A molecular toolkit for heterologous protein secretion of Bacteroides species
Abstract: Bacteroides species, one of the most abundant and prevalent bacterial populations in the human gut, are capable of long-term, stable colonization of the gastrointestinal tract, making them a promising chassis for developing long-term treatment and prevention for chronic diseases. However, a lack of efficient heterologous protein secretion tools prevents their use as engineered, on-site delivery vehicles for protein-based biologic drugs or disease-responsive reporters. Here, we report a group of lipoprotein signal peptides and full-length proteins that can be used as secretion carriers to secrete functional antibody fragments and reporter proteins from multiple Bacteroides species at high titers. We characterized a number of features of our secretion carriers in vitro and validated their activity in vivo. This toolkit expands the potential therapeutic impact of stably-colonizing commensal bacterial strains, enabling them to deliver protein-based therapeutics from within the gut over long periods of time, which may support more effective treatment strategies for chronic gastrointestinal diseases.

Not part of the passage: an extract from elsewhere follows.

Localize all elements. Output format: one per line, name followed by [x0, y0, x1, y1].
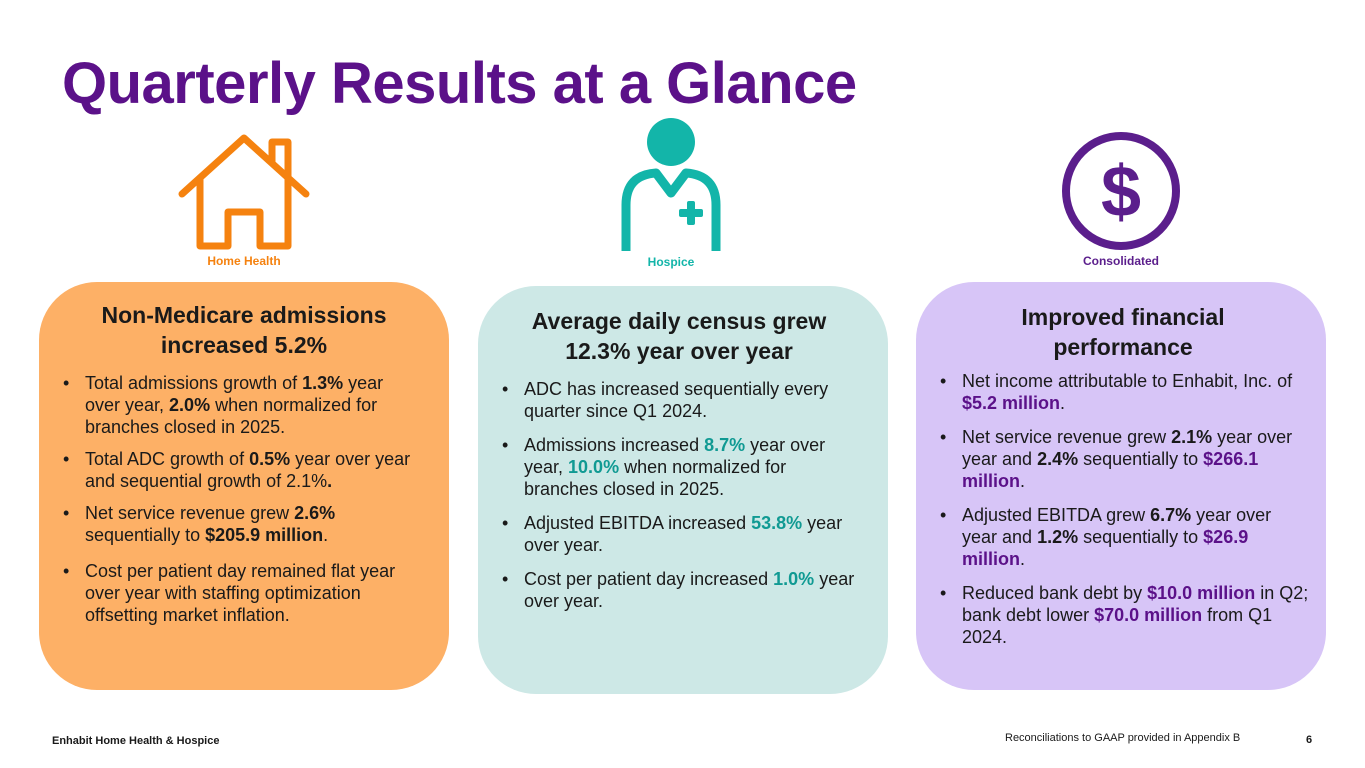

Bio: I have earned my bachelor’s degree in life science (2017) and master’s degree (2019) in genomic science from National Yang-Ming University in Taiwan. I started my PhD study from 2021 in the Department of Bioengineering at University of Illinois Urbana-Champaign. I am now a 3rd-year PhD student in Dr. Shannon Sirk’s lab, working on engineering gut commensal microbes as therapeutics. My research interest is synthetic biology, including bacterial therapeutics, protein engineering, synthetic gene circuit design, cell therapy, and biotechnology development.